When the Boston Early Music Festival needed advice on how to revive the French baroque opera “Le Carnaval de Venise” for its 2017 season, the artistic directors turned to Cornell musicologist Rebecca Harris-Warrick.
For the past 15 years, Harris-Warrick has been combing through dozens of French baroque opera scores and librettos to learn how they were originally staged and what the dancing built into each act of every opera contributed. Through the research for her new book, “Dance and Drama in French Baroque Opera: A History,” published in December, she determined that André Campra, composer of “Le Carnaval de Venise,” integrated dances into the storyline in innovative ways that gave him greater scope to exercise his musical imagination.
“It's a thrill when I get to see research of mine being put into practice," said Harris-Warrick, the musicological adviser for the production, who will give talks before each opera performance during the festival, June 11-18.
A flutist, Harris-Warrick began playing baroque music as a teenager and was introduced to the repertoire of French composers when she received a Fulbright Scholarship to teach English at a high school in Nice, France, after graduating from Brandeis University. While taking courses that year at the local conservatory, she decided she wanted to study music rather than aim for a career teaching high school.

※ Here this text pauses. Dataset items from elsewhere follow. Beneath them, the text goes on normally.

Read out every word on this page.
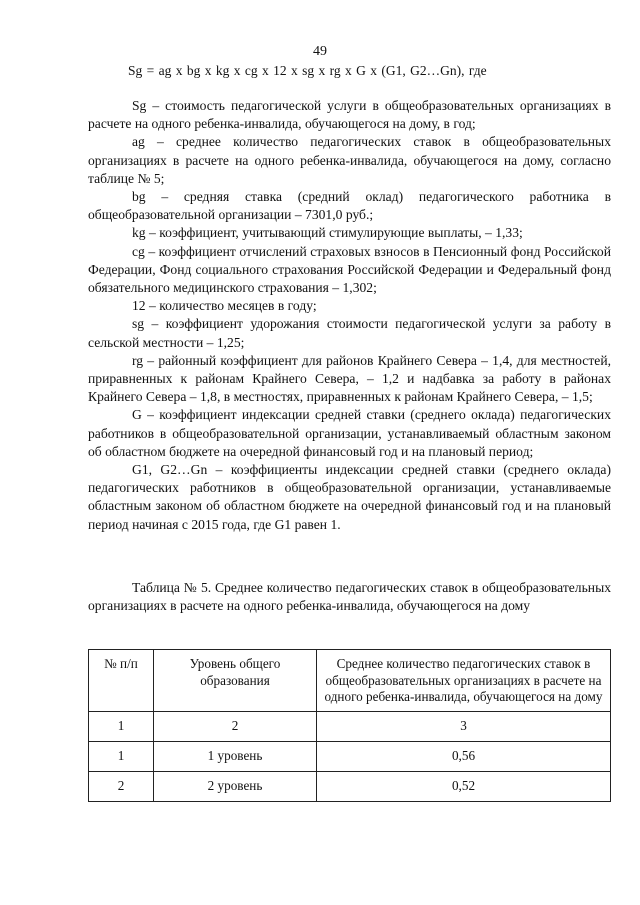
49
Sg = ag x bg x kg x cg x 12 x sg x rg x G x (G1, G2…Gn), где

Sg – стоимость педагогической услуги в общеобразовательных организациях в расчете на одного ребенка-инвалида, обучающегося на дому, в год;

ag – среднее количество педагогических ставок в общеобразовательных организациях в расчете на одного ребенка-инвалида, обучающегося на дому, согласно таблице № 5;

bg – средняя ставка (средний оклад) педагогического работника в общеобразовательной организации – 7301,0 руб.;

kg – коэффициент, учитывающий стимулирующие выплаты, – 1,33;

cg – коэффициент отчислений страховых взносов в Пенсионный фонд Российской Федерации, Фонд социального страхования Российской Федерации и Федеральный фонд обязательного медицинского страхования – 1,302;

12 – количество месяцев в году;

sg – коэффициент удорожания стоимости педагогической услуги за работу в сельской местности – 1,25;

rg – районный коэффициент для районов Крайнего Севера – 1,4, для местностей, приравненных к районам Крайнего Севера, – 1,2 и надбавка за работу в районах Крайнего Севера – 1,8, в местностях, приравненных к районам Крайнего Севера, – 1,5;

G – коэффициент индексации средней ставки (среднего оклада) педагогических работников в общеобразовательной организации, устанавливаемый областным законом об областном бюджете на очередной финансовый год и на плановый период;

G1, G2…Gn – коэффициенты индексации средней ставки (среднего оклада) педагогических работников в общеобразовательной организации, устанавливаемые областным законом об областном бюджете на очередной финансовый год и на плановый период начиная с 2015 года, где G1 равен 1.

Таблица № 5. Среднее количество педагогических ставок в общеобразовательных организациях в расчете на одного ребенка-инвалида, обучающегося на дому

№ п/п	Уровень общего образования	Среднее количество педагогических ставок в общеобразовательных организациях в расчете на одного ребенка-инвалида, обучающегося на дому
1	2	3
1	1 уровень	0,56
2	2 уровень	0,52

Harris-Warrick learned to play baroque flute while at Stanford University and began taking medieval, Renaissance and baroque dance classes, required for her doctoral degree in early music performance practice. She and her husband, Ronald Harris-Warrick, a neurobiologist also doing graduate work at Stanford, joined other students who were reconstructing baroque dances from notated scores.

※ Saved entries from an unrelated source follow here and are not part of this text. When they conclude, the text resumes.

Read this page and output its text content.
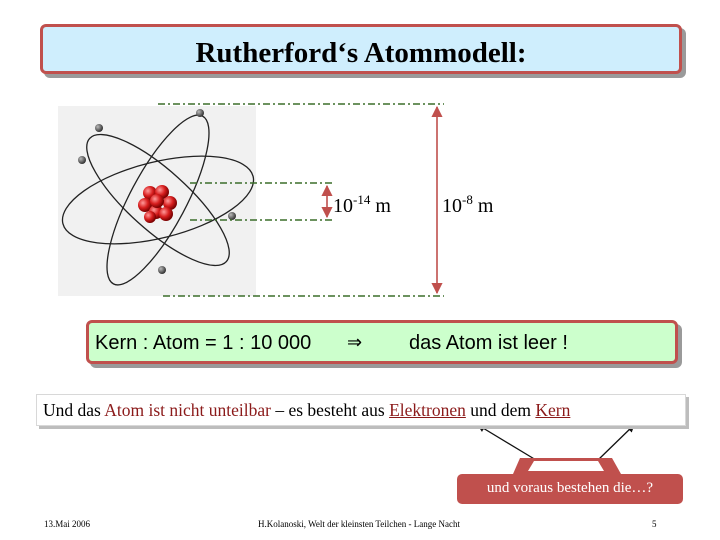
Rutherford‘s Atommodell:
$10^{-14}$ m	$10^{-8}$ m
Kern : Atom = 1 : 10 000 ⇒ das Atom ist leer !
Und das Atom ist nicht unteilbar – es besteht aus Elektronen und dem Kern
und voraus bestehen die…?
13.Mai 2006	H.Kolanoski, Welt der kleinsten Teilchen - Lange Nacht	5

Her interest in dance also was sparked by a chance discovery during research in a Paris library a year before joining the Cornell faculty. Harris-Warrick came across a card catalogue entry on an unknown dance notation system, encoding the movements of singers and dancers in a comic mascarade by court composer André Danican Philidor. This discovery led to a book co-authored with Carol G. Marsh, “Musical Theatre at the Court of Louis XIV: Le Mariage de la Grosse Cathos.”

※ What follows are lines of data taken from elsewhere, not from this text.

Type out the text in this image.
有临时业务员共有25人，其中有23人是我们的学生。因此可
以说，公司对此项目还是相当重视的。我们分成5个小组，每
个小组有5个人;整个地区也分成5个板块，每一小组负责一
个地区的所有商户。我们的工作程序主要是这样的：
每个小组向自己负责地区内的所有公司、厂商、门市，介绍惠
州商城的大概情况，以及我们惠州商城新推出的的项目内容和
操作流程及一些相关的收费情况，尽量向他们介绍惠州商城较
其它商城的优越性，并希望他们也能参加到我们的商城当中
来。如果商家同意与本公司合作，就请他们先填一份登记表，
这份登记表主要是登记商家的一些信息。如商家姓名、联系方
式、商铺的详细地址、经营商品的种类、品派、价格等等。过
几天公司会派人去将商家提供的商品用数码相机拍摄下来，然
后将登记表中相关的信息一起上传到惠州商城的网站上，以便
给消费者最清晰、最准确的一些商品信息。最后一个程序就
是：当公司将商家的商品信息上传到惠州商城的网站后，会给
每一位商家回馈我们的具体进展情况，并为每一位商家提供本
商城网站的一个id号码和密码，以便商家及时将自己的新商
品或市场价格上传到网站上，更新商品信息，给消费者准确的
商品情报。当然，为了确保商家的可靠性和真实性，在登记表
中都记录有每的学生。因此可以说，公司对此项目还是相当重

Dance remains a central theme in her latest book, which chronicles French baroque opera from the birth in 1672 of the Académie Royale de Musique (the Paris Opera) until 1735, just after Jean-Philippe Rameau composed his first opera for that theater. Harris-Warrick argues that dance played an essential role in giving each operatic drama its meaning, and that composers and librettists consciously designed the danced divertissements with an overall concept in mind.
“Most musicologists would say this dancing is purely decoration and has nothing to do with the opera,” she said. “That was the attitude a lot of people had, but it’s simply not true.”
Dance historians have also tended to look down on dance within operas, she said, because they felt it had little aesthetic value if it did not stand alone. Yet she notes that since dance comprises about 25 percent of the performance time in French opera in the 18th century, it should not be ignored.
“Even if people aren’t going to perform opera in this period but are just going to think about it, it doesn't make sense to me that they just think about the parts that are sung and leave out the parts that are danced,” she said. “Not only that, the music for the parts that are danced is beautiful – it’s often the very best music in the opera.”
Sherrie Negrea is a freelance writer.